Menulis yang Memihak, Menyeruput yang Jujur
KOPI tak pernah bicara soal netralitas. Ia selalu punya rasa—pahit, asam, kadang getir, kadang menenangkan. Kita hanya perlu jujur pada apa yang diseruput, lalu memilih menikmatinya atau tidak. Mungkin seperti itulah menulis, dan menjadi jurnalis: bukan perkara netral, tapi tentang keberanian memilih dan bertanggung jawab atas rasa.
Malam itu, Selasa yang biasa di sebuah rumah makan kecil di Denpasar, saya sedang menikmati kopi kedua ketika panggilan masuk dari editor saya. Ia masih muda, baru enam bulan bergabung di kantor media daring yang saya kelola. Suaranya biasanya cepat, padat, dan ceplas-ceplos. Tapi malam itu nadanya lain—lebih pelan, lebih ragu-ragu, seperti menimbang jeda antara kata dan makna.
Sore tadinya, ia sempat bertanya soal editorial. Saya menjelaskan seadanya, tanpa basa-basi: “Editorial itu sikap. Harus memihak. Dan keberpihakan itu bukan pada siapa, tapi pada apa: kepentingan publik.”

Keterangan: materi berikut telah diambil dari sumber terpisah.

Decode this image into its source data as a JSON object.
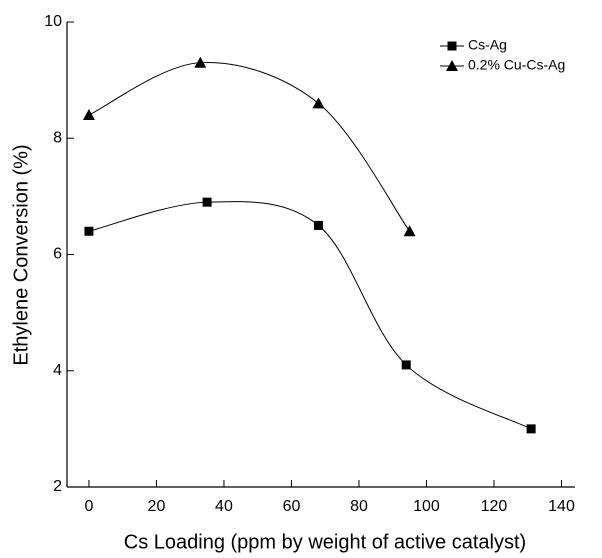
{
  "chart_data": {
    "type": "scatter",
    "x_label": "Cs Loading (ppm by weight of active catalyst)",
    "y_label": "Ethylene Conversion (%)",
    "xlim": [
      -6.5,
      144
    ],
    "xticks": [
      0,
      20,
      40,
      60,
      80,
      100,
      120,
      140
    ],
    "ylim": [
      2,
      10
    ],
    "yticks": [
      2,
      4,
      6,
      8,
      10
    ],
    "grid": false,
    "legend": "upper right",
    "smooth_curve": true,
    "series": [
      {
        "name": "Cs-Ag",
        "color": "#000000",
        "marker": "square",
        "x": [
          0,
          35,
          68,
          94,
          131
        ],
        "values": [
          6.4,
          6.9,
          6.5,
          4.1,
          3.0
        ]
      },
      {
        "name": "0.2% Cu-Cs-Ag",
        "color": "#000000",
        "marker": "triangle",
        "x": [
          0,
          33,
          68,
          95
        ],
        "values": [
          8.4,
          9.3,
          8.6,
          6.4
        ]
      }
    ]
  }
}
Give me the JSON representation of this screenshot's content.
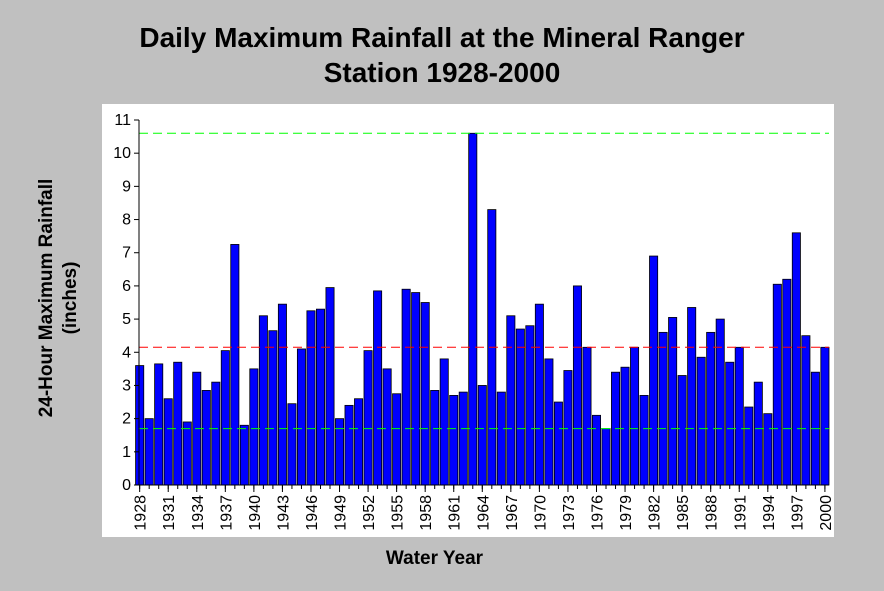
{
  "chart_data": {
    "type": "bar",
    "title_line1": "Daily Maximum Rainfall at the Mineral Ranger",
    "title_line2": "Station 1928-2000",
    "ylabel_line1": "24-Hour Maximum Rainfall",
    "ylabel_line2": "(inches)",
    "xlabel": "Water Year",
    "ylim": [
      0,
      11
    ],
    "yticks": [
      0,
      1,
      2,
      3,
      4,
      5,
      6,
      7,
      8,
      9,
      10,
      11
    ],
    "x_tick_labels": [
      "1928",
      "1931",
      "1934",
      "1937",
      "1940",
      "1943",
      "1946",
      "1949",
      "1952",
      "1955",
      "1958",
      "1961",
      "1964",
      "1967",
      "1970",
      "1973",
      "1976",
      "1979",
      "1982",
      "1985",
      "1988",
      "1991",
      "1994",
      "1997",
      "2000"
    ],
    "grid": false,
    "bar_color": "#0000ff",
    "years": [
      1928,
      1929,
      1930,
      1931,
      1932,
      1933,
      1934,
      1935,
      1936,
      1937,
      1938,
      1939,
      1940,
      1941,
      1942,
      1943,
      1944,
      1945,
      1946,
      1947,
      1948,
      1949,
      1950,
      1951,
      1952,
      1953,
      1954,
      1955,
      1956,
      1957,
      1958,
      1959,
      1960,
      1961,
      1962,
      1963,
      1964,
      1965,
      1966,
      1967,
      1968,
      1969,
      1970,
      1971,
      1972,
      1973,
      1974,
      1975,
      1976,
      1977,
      1978,
      1979,
      1980,
      1981,
      1982,
      1983,
      1984,
      1985,
      1986,
      1987,
      1988,
      1989,
      1990,
      1991,
      1992,
      1993,
      1994,
      1995,
      1996,
      1997,
      1998,
      1999,
      2000
    ],
    "values": [
      3.6,
      2.0,
      3.65,
      2.6,
      3.7,
      1.9,
      3.4,
      2.85,
      3.1,
      4.05,
      7.25,
      1.8,
      3.5,
      5.1,
      4.65,
      5.45,
      2.45,
      4.1,
      5.25,
      5.3,
      5.95,
      2.0,
      2.4,
      2.6,
      4.05,
      5.85,
      3.5,
      2.75,
      5.9,
      5.8,
      5.5,
      2.85,
      3.8,
      2.7,
      2.8,
      10.6,
      3.0,
      8.3,
      2.8,
      5.1,
      4.7,
      4.8,
      5.45,
      3.8,
      2.5,
      3.45,
      6.0,
      4.15,
      2.1,
      1.7,
      3.4,
      3.55,
      4.15,
      2.7,
      6.9,
      4.6,
      5.05,
      3.3,
      5.35,
      3.85,
      4.6,
      5.0,
      3.7,
      4.15,
      2.35,
      3.1,
      2.15,
      6.05,
      6.2,
      7.6,
      4.5,
      3.4,
      4.15
    ],
    "reference_lines": [
      {
        "value": 10.6,
        "color": "#00ff00"
      },
      {
        "value": 4.15,
        "color": "#ff0000"
      },
      {
        "value": 1.7,
        "color": "#00ff00"
      }
    ]
  }
}
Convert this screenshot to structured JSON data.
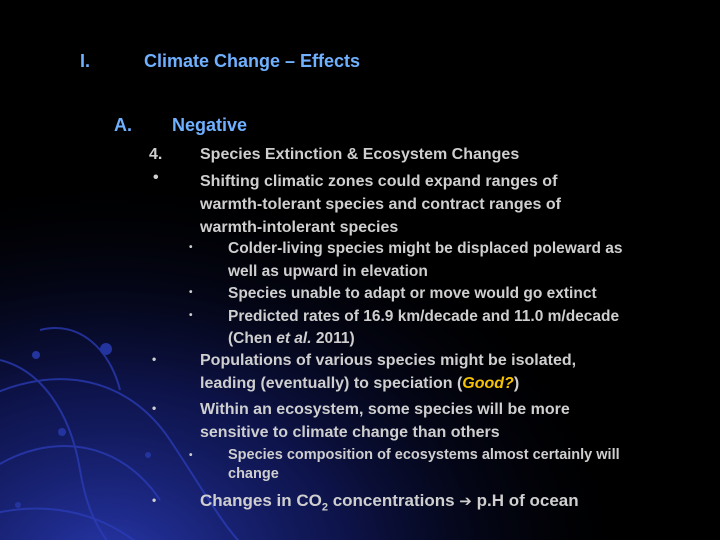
{
  "colors": {
    "background": "#000000",
    "heading": "#6fb0ff",
    "body_text": "#cfcfcf",
    "highlight": "#f5c300",
    "decoration": "#1f2f9a"
  },
  "slide": {
    "section_number": "I.",
    "title": "Climate Change – Effects",
    "sub_marker": "A.",
    "subtitle": "Negative",
    "item4": {
      "marker": "4.",
      "text": "Species Extinction & Ecosystem Changes"
    },
    "bullets": {
      "glyph": "•",
      "shifting": {
        "lines": [
          "Shifting climatic zones could expand ranges of",
          "warmth-tolerant species and contract ranges of",
          "warmth-intolerant species"
        ]
      },
      "sub1": {
        "colder_lines": [
          "Colder-living species might be displaced poleward as",
          "well as upward in elevation"
        ],
        "unable": "Species unable to adapt or move would go extinct",
        "predicted_line1": "Predicted rates of 16.9 km/decade and 11.0 m/decade",
        "predicted_line2_pre": "(Chen ",
        "predicted_line2_em": "et al.",
        "predicted_line2_post": " 2011)"
      },
      "populations": {
        "line1": "Populations of various species might be isolated,",
        "line2_pre": "leading (eventually) to speciation (",
        "line2_good": "Good?",
        "line2_post": ")"
      },
      "within": {
        "lines": [
          "Within an ecosystem, some species will be more",
          "sensitive to climate change than others"
        ]
      },
      "sub2": {
        "composition_lines": [
          "Species composition of ecosystems almost certainly will",
          "change"
        ]
      },
      "co2": {
        "pre": "Changes in CO",
        "sub": "2",
        "mid": " concentrations ",
        "arrow": "➔",
        "post": " p.H of ocean"
      }
    }
  }
}
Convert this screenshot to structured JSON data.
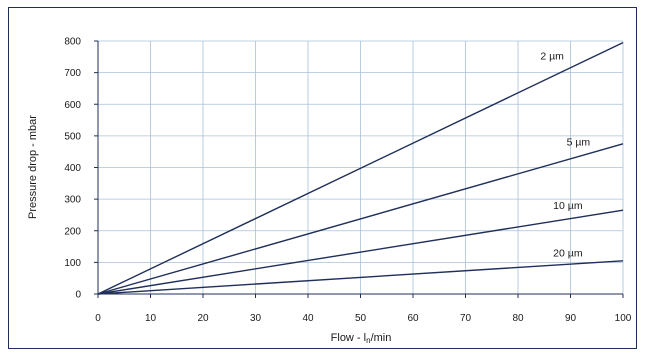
{
  "chart_data": {
    "type": "line",
    "xlabel": "Flow - ln/min",
    "ylabel": "Pressure drop - mbar",
    "xlim": [
      0,
      100
    ],
    "ylim": [
      0,
      800
    ],
    "x_ticks": [
      0,
      10,
      20,
      30,
      40,
      50,
      60,
      70,
      80,
      90,
      100
    ],
    "y_ticks": [
      0,
      100,
      200,
      300,
      400,
      500,
      600,
      700,
      800
    ],
    "grid": true,
    "x": [
      0,
      100
    ],
    "series": [
      {
        "name": "2 µm",
        "values": [
          0,
          795
        ]
      },
      {
        "name": "5 µm",
        "values": [
          0,
          475
        ]
      },
      {
        "name": "10 µm",
        "values": [
          0,
          265
        ]
      },
      {
        "name": "20 µm",
        "values": [
          0,
          105
        ]
      }
    ],
    "colors": {
      "line": "#1f2f5a",
      "grid": "#a9c0d8"
    }
  }
}
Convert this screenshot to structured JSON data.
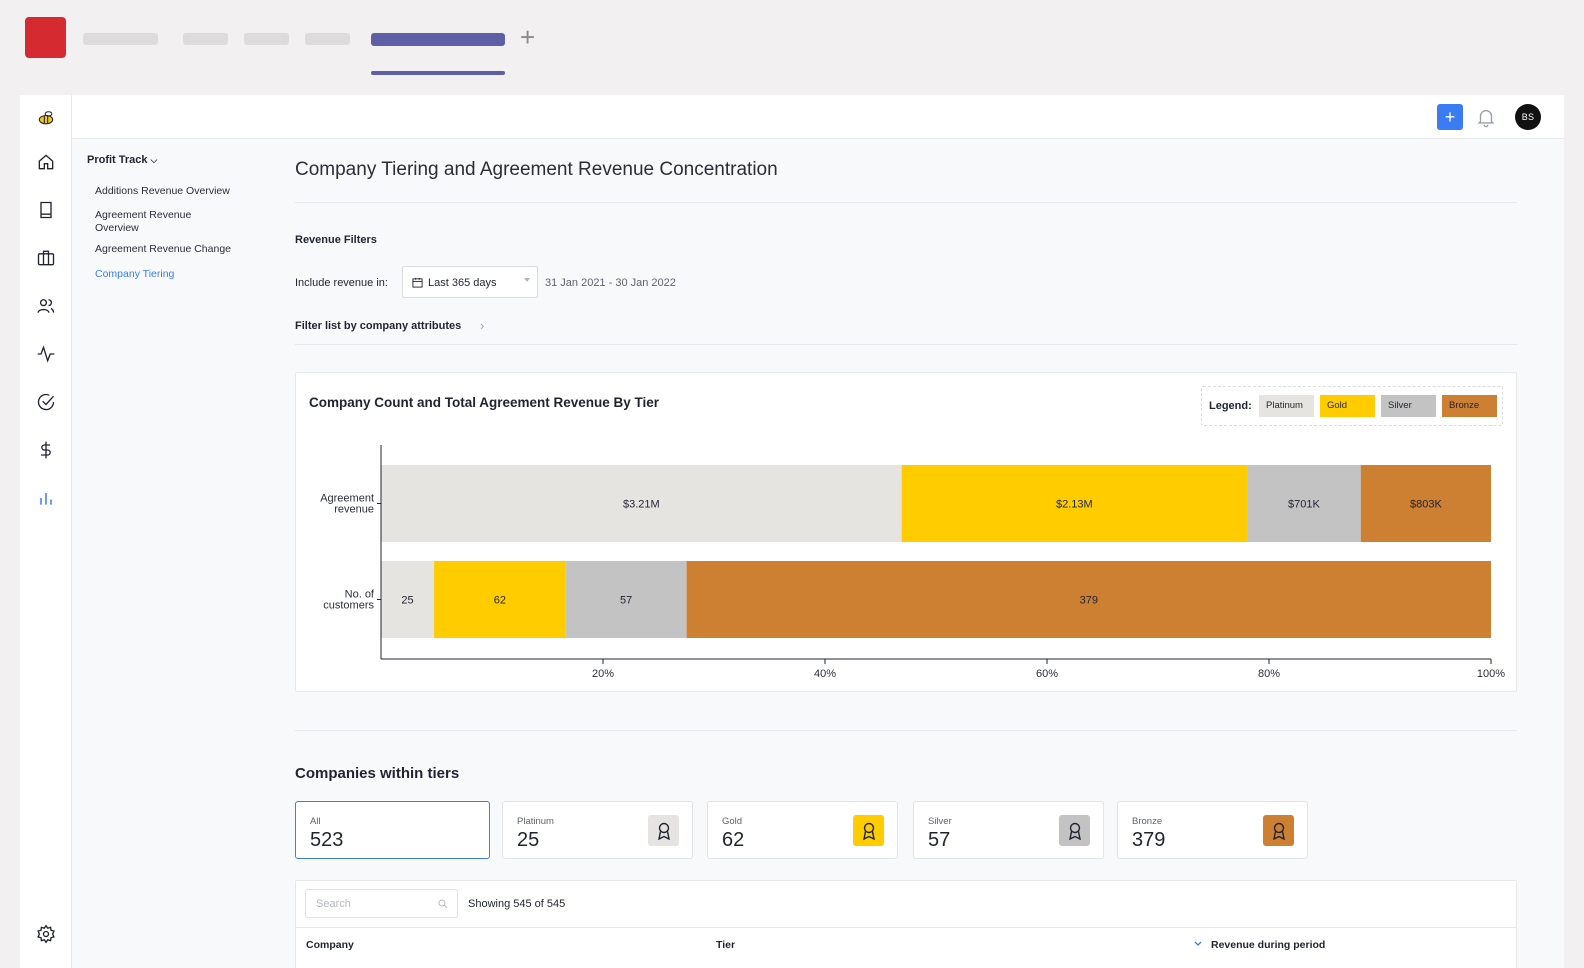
{
  "page": {
    "title": "Company Tiering and Agreement Revenue Concentration"
  },
  "header": {
    "add_label": "+",
    "avatar_initials": "BS"
  },
  "subnav": {
    "title": "Profit Track",
    "items": [
      {
        "label": "Additions Revenue Overview"
      },
      {
        "label": "Agreement Revenue Overview"
      },
      {
        "label": "Agreement Revenue Change"
      },
      {
        "label": "Company Tiering"
      }
    ]
  },
  "filters": {
    "heading": "Revenue Filters",
    "include_label": "Include revenue in:",
    "period_value": "Last 365 days",
    "date_range": "31 Jan 2021 - 30 Jan 2022",
    "attributes_label": "Filter list by company attributes"
  },
  "legend": {
    "label": "Legend:",
    "items": [
      {
        "name": "Platinum",
        "color": "#e5e4e0"
      },
      {
        "name": "Gold",
        "color": "#ffcc00"
      },
      {
        "name": "Silver",
        "color": "#c3c3c3"
      },
      {
        "name": "Bronze",
        "color": "#cd7f32"
      }
    ]
  },
  "chart_data": {
    "type": "bar",
    "orientation": "horizontal",
    "stacked": "percent",
    "title": "Company Count and Total Agreement Revenue By Tier",
    "categories": [
      "Agreement\nrevenue",
      "No. of\ncustomers"
    ],
    "series": [
      {
        "name": "Platinum",
        "color": "#e5e4e0",
        "values": [
          3210000,
          25
        ],
        "labels": [
          "$3.21M",
          "25"
        ]
      },
      {
        "name": "Gold",
        "color": "#ffcc00",
        "values": [
          2130000,
          62
        ],
        "labels": [
          "$2.13M",
          "62"
        ]
      },
      {
        "name": "Silver",
        "color": "#c3c3c3",
        "values": [
          701000,
          57
        ],
        "labels": [
          "$701K",
          "57"
        ]
      },
      {
        "name": "Bronze",
        "color": "#cd7f32",
        "values": [
          803000,
          379
        ],
        "labels": [
          "$803K",
          "379"
        ]
      }
    ],
    "x_ticks": [
      "20%",
      "40%",
      "60%",
      "80%",
      "100%"
    ],
    "xlim": [
      0,
      100
    ],
    "legend_position": "top-right",
    "grid": false
  },
  "tiers": {
    "title": "Companies within tiers",
    "cards": [
      {
        "label": "All",
        "value": "523"
      },
      {
        "label": "Platinum",
        "value": "25",
        "color": "#e5e4e0"
      },
      {
        "label": "Gold",
        "value": "62",
        "color": "#ffcc00"
      },
      {
        "label": "Silver",
        "value": "57",
        "color": "#c3c3c3"
      },
      {
        "label": "Bronze",
        "value": "379",
        "color": "#cd7f32"
      }
    ]
  },
  "table": {
    "search_placeholder": "Search",
    "showing": "Showing 545 of 545",
    "columns": [
      "Company",
      "Tier",
      "Revenue during period"
    ]
  }
}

Ia mengangguk—walau hanya saya bayangkan dari seberang suara.
Ternyata malam itu ia ingin membicarakan sesuatu yang lebih pribadi: media kecil yang sedang ia rintis. Ia meminta pendapat soal nama dan arah editorialnya. Saya katakan, nama medianya sudah punya watak. Tegas. Ia hanya perlu menjaganya tetap bernapas dalam tiap rubrik dan tulisan.
“Visi itu harus kelihatan sejak di judul berita, sampai gaya bahasa,” ujar saya sambil menyeruput kopi yang mulai mendingin. “Dan jangan takut memihak, selama kamu tahu siapa yang kamu bela.”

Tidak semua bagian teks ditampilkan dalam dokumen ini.